Google+ is about to be dismantled, relabelled and repackaged
With Google falling apart at the seams, we look at whether the release of their new social media platform save the day.
It is no secret that Google+ has been an unmitigated disaster as far as social media goes. At last count, Facebook and Twitter were trouncing Google+’s social media platform to an extent not seen since the beating Rocky took from Clubber Lang. And frankly, I pity the fool who is going to try to resurrect it.
But that is precisely what Brad Horowitz, Google+’s new director, is tasked with. In a statement released yesterday, Horowitz pulled attention away from “Google+” and towards “Photos and Streams”, strongly suggesting that the rumors which have abounded for months are true: Google+ is about to be dismantled, relabelled, repackaged and regurgitated to us in a slightly more Google-centric form.

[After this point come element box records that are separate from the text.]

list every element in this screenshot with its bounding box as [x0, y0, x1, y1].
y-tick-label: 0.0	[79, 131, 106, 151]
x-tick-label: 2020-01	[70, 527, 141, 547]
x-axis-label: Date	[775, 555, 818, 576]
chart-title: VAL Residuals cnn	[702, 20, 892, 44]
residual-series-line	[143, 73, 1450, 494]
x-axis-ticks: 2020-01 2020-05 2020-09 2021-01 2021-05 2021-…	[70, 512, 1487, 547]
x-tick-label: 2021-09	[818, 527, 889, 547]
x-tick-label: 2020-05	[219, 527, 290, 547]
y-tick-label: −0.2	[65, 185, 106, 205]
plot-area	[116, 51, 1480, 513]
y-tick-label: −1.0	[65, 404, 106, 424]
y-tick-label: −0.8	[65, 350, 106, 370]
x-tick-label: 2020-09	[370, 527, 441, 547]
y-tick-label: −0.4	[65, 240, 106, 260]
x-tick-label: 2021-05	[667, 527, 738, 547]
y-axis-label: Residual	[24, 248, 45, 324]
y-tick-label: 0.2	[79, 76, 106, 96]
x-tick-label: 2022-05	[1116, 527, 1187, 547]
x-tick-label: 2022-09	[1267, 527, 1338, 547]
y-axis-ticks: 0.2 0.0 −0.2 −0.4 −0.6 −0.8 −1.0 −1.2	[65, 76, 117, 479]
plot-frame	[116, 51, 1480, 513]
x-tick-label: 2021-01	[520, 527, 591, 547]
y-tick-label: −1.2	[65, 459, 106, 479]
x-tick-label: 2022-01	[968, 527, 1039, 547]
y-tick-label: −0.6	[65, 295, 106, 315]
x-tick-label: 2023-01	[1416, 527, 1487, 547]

It would be hard to argue that Google+ did well against Twitter or Facebook in the social media sphere, although it can also be said that Google’s social platform is far more expansive than its counterparts. This has made it somewhat difficult to quantify, as it has become a hub around which all socially-oriented Google projects center. Android-related social activity, for example, involves the use of Google+.
This has led to the decision by Google execs to reduce the overall size of Google+ by dividing it into 2 products: “Photos” and “Streams”. While Photos is a no-brainer as far as the service to be offered, Streams is a bit more enigmatic. All indications are that it will follow in the footsteps of Facebook by providing a social platform for commenting, sharing and distributing media and content.
There is no doubt that this is a big move, and Horowitz will have his hands full with a myriad of problems. Not only is Google+ horrendously unused at the moment, it is about to be demolished and replaced as a new competitor to existing social media networks. There are also reports of low morale and descent in the ranks at Google headquarters which is never a good sign when large-scale projects are about to be tackled by an international business giant.
Google is going through some pretty turbulent waters, and the future loss of major business partners such as Apple can only lead to further malcontent. In the meantime, however, there are new social platforms to be launched, and Google execs seem as unsure as anyone about what the final results will be.